With existing pattern or UGen objects, you lose too much of the original expression, e.g. [1,1+1e-4]**2*6 will fold down to an array of two numbers immediately – even if you write code for the resulting array, the de-compiled code would lose the squared-times-six relationship. I’m skeptical that you’ll be able to recover structure accurately from objects that aren’t designed to execute operations immediately when possible.

But there is nothing to stop you from building your own object structure, and including methods for each part of that structure to write its own code.
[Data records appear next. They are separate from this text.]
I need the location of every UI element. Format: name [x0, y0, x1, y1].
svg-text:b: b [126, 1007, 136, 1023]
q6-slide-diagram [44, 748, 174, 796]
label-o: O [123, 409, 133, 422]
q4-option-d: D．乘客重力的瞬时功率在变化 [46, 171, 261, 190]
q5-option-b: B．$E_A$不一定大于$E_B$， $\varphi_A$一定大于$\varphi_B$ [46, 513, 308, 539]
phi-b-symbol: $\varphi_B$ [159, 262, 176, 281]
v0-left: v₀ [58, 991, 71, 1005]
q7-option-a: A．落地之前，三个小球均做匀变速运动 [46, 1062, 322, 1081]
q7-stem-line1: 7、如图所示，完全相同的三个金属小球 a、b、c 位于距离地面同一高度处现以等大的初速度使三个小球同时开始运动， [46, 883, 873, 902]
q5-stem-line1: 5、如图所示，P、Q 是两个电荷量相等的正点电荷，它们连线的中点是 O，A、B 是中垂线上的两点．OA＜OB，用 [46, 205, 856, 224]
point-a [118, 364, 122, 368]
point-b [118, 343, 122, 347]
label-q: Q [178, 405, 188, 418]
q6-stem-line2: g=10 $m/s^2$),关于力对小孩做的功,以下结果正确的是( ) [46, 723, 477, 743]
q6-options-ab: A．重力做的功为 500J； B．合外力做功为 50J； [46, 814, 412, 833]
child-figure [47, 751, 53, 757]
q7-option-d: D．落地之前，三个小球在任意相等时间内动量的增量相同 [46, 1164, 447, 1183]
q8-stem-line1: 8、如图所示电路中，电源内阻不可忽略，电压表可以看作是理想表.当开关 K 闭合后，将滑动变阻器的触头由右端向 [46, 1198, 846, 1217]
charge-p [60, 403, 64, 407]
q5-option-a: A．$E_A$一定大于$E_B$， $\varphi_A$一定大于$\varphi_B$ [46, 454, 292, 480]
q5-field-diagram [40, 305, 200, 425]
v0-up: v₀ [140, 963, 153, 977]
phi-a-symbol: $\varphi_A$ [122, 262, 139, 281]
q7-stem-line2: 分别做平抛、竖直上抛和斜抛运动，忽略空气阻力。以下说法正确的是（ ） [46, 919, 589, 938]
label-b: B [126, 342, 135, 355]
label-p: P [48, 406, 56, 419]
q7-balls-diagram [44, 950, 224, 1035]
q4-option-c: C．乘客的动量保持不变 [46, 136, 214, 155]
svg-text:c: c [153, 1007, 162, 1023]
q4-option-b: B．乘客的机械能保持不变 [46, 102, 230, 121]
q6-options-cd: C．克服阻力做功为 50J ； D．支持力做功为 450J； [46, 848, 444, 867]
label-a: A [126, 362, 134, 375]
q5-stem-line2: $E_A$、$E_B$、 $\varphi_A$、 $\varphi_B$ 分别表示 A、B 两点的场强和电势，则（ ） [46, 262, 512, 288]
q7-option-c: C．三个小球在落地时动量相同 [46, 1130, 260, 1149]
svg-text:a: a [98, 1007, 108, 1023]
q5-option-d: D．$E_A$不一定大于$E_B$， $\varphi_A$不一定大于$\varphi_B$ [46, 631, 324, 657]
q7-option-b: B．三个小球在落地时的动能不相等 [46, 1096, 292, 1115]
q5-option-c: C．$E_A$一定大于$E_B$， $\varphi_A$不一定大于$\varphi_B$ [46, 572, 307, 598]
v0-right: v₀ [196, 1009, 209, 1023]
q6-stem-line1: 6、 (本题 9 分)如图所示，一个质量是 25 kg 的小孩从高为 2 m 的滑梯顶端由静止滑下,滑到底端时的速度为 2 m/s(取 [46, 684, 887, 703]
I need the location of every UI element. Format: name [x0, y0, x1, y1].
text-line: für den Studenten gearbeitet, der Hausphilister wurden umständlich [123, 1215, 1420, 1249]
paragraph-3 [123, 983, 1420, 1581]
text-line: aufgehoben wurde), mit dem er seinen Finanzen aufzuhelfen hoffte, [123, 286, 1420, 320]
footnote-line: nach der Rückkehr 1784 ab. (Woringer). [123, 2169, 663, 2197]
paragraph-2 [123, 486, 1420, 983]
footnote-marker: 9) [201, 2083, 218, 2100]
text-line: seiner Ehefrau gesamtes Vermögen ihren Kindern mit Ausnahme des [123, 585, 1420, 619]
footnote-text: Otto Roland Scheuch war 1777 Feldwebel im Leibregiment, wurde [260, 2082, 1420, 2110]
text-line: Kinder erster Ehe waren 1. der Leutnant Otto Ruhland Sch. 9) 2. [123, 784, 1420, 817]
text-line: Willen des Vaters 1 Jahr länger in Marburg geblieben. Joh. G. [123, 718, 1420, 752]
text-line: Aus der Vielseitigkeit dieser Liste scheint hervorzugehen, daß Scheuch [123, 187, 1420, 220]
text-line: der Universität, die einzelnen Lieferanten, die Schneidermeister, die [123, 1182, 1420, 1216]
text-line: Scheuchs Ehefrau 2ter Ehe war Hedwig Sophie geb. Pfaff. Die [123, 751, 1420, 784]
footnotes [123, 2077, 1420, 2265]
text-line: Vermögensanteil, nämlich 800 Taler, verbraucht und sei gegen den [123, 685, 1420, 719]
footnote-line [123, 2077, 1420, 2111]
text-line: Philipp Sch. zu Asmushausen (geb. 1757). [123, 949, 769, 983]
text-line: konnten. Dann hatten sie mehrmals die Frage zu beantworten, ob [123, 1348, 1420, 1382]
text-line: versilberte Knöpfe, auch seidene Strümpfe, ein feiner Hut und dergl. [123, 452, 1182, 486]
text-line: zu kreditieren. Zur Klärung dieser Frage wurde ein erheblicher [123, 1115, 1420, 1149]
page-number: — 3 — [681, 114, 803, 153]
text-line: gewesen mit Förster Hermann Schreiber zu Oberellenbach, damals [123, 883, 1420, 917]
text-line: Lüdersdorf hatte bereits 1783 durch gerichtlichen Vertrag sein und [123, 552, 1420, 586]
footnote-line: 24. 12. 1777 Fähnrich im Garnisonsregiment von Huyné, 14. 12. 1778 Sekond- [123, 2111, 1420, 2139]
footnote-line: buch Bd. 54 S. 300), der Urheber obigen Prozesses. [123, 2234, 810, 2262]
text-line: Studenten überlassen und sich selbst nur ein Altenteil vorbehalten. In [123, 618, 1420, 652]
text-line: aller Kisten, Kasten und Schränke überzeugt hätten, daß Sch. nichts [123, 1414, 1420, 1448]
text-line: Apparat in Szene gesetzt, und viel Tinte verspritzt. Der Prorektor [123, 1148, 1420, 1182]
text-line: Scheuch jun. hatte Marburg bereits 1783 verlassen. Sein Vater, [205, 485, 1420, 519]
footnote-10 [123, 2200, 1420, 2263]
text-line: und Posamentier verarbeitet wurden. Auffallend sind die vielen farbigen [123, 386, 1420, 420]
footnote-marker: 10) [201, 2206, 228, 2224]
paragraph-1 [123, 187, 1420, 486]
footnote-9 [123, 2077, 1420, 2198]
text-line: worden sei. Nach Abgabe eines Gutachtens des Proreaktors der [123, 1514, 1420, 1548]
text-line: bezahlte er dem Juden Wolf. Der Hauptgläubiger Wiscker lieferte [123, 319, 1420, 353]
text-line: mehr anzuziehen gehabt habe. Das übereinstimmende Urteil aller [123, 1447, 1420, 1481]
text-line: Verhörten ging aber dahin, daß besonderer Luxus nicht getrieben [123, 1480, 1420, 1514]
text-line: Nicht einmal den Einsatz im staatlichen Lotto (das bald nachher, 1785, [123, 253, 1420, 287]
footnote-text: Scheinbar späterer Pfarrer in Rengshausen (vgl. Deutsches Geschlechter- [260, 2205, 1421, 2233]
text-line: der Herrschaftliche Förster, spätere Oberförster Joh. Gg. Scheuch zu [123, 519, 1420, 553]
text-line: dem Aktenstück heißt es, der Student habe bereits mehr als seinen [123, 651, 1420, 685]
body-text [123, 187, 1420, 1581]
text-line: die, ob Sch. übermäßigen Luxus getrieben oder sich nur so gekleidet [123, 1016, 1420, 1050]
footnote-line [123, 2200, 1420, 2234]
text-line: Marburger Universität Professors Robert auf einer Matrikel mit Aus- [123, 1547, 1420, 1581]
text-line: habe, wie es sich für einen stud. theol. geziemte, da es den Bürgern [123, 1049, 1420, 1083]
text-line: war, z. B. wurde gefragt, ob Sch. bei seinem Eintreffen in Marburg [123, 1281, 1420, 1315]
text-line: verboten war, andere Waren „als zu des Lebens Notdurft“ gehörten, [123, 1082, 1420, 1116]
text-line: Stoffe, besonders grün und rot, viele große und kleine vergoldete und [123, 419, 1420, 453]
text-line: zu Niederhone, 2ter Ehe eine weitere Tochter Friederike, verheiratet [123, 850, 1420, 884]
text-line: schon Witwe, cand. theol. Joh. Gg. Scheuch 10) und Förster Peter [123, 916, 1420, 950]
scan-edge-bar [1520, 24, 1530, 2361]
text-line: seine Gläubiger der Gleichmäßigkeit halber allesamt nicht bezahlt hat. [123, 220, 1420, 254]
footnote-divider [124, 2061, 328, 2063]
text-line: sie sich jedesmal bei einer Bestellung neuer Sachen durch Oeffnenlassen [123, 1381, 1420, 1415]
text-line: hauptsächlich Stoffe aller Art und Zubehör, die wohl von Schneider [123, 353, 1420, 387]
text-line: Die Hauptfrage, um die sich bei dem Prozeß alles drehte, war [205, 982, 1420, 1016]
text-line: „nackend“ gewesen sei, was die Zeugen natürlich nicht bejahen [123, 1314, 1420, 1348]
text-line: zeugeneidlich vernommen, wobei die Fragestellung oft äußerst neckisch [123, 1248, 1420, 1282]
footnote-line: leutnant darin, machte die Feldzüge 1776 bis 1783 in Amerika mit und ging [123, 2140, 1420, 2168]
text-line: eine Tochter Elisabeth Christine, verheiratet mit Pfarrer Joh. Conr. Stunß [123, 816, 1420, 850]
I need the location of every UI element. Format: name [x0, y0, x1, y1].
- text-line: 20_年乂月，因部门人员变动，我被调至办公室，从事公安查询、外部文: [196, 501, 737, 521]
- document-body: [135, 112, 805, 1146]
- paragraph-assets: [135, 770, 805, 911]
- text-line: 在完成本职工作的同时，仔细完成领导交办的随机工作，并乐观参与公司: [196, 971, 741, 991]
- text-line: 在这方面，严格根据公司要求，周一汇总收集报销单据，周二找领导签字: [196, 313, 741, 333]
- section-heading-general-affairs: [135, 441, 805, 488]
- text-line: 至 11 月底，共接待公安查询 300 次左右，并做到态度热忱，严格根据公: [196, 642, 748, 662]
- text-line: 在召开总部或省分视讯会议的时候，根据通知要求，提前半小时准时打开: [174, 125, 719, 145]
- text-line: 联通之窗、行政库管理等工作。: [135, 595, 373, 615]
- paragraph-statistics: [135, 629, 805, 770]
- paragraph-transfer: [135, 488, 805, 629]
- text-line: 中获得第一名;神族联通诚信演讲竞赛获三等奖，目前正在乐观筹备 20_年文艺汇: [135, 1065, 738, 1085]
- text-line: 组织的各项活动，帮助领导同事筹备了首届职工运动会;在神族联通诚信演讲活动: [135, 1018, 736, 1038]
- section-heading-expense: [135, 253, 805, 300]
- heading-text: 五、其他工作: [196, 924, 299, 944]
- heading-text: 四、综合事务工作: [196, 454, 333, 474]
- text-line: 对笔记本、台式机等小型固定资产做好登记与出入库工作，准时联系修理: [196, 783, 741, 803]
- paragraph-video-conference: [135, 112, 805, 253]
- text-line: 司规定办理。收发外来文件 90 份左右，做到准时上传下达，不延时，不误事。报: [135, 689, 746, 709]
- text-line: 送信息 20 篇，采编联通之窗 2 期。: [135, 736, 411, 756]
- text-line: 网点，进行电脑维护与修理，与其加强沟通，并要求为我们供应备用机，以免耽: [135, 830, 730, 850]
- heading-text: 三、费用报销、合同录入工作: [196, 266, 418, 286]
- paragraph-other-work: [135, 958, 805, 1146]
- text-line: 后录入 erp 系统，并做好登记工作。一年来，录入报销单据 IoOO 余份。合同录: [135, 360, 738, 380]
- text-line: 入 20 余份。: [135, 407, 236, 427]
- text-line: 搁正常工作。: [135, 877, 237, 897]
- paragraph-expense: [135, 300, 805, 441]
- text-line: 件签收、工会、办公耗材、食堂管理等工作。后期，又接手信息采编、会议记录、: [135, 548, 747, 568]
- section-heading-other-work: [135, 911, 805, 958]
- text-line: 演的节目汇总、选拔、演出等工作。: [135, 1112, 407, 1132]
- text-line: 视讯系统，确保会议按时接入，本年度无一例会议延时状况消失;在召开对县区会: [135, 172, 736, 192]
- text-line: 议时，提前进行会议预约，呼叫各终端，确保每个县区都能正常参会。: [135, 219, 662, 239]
I’m doing that in my live coding system.

hjh

1 Like

thanks for this implementation.

i have two questions:

1.) the instrument which is assigned to the Pattern is always named after the MIDI file, when running this code:

(
var metaphrase, metabind;
#metaphrase, metabind = Require("PBIND_PHRASE").(~eventStream);

metabind.play; // <-- a Pbind representing the original event stream
metaphrase; // <-- each key as a separeate array?
)

-> ( 'instrument': Fill1, 'octave': 3, 'degree': [ -6.0 ], 'scale': Scale([ 0 ], 12, Tuning([ 0.0, 1.0, 2.0, 3.0, 4.0, 5.0, 6.0, 7.0, 8.0, 9.0, 10.0, 11.0 ], 2.0, "ET12")), 
  'amp': 0.2, 'sustain': 0.056770833333333, 'delta': 0.011458333333333, 'chan': 9 )

after loading:

~loaded = Require("LOADER").("~/Fill1.mid");
can this be changed to an instrument of my choice somewhere in the Loader.scd?

2.) is it possible to split the different voices? my goal would be to have the rhythm extracted from the midi file and separate it for the different voices to have one array of durations for each voice.